By KAREN VELIE
The San Simeon Community Services District has agreed to settle lawsuits in both state and federal court regarding the district’s refusal to provide a water hookup to a retired property owner, which deprived him of the right to the free use of his property, according to public records. The settlement could open the door for those with vacant lots in San Simeon to build on their land.
On May 10, the San Simeon board is scheduled to vote on whether or not to approve the mediated settlement. When asked to explain the details, the plaintiff’s attorney Jeffrey Stulberg said to talk to him after May 10.
Amid concerns over water quality and quantity, the district enacted a water moratorium 35 years ago. In 2016, the district installed a water purification facility but did not remove or modify the moratorium.
For 17 years, Robert Hather worked to build an affordable housing development on a 1.1-acre parcel he owns in San Simeon, but was denied a water hookup. Initially, Hather purchased the property as part of his retirement plan, but instead of making money, he has lost money on upkeep and taxes.
Then in Nov. 2020, Hather filed for a hardship exemption, which is allowed under the district’s moratorium ordinance. Rather than vote on the hardship exemption request, the district board voted to table the request.

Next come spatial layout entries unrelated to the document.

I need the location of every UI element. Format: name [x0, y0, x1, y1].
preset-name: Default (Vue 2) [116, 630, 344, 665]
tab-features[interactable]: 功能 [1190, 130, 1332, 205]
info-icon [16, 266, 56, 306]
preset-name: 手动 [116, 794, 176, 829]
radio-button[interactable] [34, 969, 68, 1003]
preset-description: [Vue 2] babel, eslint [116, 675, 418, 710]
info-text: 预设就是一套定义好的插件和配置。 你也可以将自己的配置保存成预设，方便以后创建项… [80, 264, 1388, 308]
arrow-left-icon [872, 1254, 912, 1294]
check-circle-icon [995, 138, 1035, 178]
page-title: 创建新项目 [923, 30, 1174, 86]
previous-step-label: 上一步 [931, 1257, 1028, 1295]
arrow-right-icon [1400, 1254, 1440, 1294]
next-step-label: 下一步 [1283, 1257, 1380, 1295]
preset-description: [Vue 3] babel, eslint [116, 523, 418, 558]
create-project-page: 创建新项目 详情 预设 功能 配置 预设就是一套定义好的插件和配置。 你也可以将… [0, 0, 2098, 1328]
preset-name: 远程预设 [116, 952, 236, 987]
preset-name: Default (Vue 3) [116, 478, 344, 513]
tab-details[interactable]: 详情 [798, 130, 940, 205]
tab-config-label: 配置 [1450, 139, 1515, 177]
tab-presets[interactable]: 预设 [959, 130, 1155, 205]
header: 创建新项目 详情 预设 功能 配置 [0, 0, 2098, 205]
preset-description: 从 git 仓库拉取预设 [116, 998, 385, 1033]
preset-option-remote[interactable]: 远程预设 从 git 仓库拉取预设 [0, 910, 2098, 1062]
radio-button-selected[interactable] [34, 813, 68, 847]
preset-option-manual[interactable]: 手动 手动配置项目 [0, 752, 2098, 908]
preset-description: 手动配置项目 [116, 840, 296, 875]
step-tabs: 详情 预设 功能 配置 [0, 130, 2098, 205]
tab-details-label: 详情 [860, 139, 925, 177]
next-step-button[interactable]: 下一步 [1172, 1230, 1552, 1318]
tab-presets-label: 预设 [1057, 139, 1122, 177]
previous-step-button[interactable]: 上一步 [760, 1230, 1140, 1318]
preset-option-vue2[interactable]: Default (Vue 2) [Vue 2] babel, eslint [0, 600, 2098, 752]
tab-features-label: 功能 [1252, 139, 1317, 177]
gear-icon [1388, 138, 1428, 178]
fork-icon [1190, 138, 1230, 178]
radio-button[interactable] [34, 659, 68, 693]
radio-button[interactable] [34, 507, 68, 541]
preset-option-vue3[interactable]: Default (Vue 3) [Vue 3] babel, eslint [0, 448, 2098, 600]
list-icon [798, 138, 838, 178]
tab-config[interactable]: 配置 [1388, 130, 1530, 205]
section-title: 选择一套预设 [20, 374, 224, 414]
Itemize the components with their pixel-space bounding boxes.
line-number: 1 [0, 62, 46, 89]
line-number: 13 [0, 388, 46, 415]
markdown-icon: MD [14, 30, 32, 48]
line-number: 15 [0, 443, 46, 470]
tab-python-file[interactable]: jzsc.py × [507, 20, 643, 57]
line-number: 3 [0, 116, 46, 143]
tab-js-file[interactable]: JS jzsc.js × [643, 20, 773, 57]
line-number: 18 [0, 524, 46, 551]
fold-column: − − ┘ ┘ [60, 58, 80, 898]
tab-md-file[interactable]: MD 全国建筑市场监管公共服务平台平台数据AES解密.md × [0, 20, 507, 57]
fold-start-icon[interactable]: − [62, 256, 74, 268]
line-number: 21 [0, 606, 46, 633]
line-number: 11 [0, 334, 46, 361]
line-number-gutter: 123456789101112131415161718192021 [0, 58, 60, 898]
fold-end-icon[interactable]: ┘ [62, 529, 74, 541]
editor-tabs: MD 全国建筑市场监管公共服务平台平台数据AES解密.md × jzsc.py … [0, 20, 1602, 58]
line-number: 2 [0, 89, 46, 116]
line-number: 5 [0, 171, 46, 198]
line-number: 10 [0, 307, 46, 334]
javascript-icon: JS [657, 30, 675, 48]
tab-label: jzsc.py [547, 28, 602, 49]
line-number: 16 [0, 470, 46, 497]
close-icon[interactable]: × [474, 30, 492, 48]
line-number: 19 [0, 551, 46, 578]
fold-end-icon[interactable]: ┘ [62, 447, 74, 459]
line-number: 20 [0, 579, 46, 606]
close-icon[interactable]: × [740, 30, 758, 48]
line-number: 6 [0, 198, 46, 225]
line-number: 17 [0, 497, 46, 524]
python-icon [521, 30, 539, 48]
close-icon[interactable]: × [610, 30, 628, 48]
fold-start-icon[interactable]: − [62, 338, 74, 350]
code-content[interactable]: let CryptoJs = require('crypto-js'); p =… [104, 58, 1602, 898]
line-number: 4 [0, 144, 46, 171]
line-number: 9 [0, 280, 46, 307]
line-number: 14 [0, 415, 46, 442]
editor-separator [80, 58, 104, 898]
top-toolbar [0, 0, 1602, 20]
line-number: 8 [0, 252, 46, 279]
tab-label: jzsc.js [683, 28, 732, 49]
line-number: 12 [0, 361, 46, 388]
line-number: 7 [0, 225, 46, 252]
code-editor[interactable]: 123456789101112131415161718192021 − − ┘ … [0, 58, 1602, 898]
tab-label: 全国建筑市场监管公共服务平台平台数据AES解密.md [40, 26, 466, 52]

Stulberg then informed the district of plans to file a lawsuit if the district continued to deny Hather access to water. After reviewing Stulberg’s argument, district legal council Jeff Minnery determined the district had the right to deny Hather a water hookup, which prompted the lawsuit.
“Based on the representations of the district’s counsel, it appears that the district does not believe it is under any legal obligation to take action on the hardship application within any reasonable amount of time,” according to the lawsuit. “The district’s refusal to act on plaintiff’s hardship application is unreasonable and without any justification.”
The district is currently under investigation by multiple agencies for questionable business practices, conflicts of interest and for Public Record’s Act and the Brown Act violations.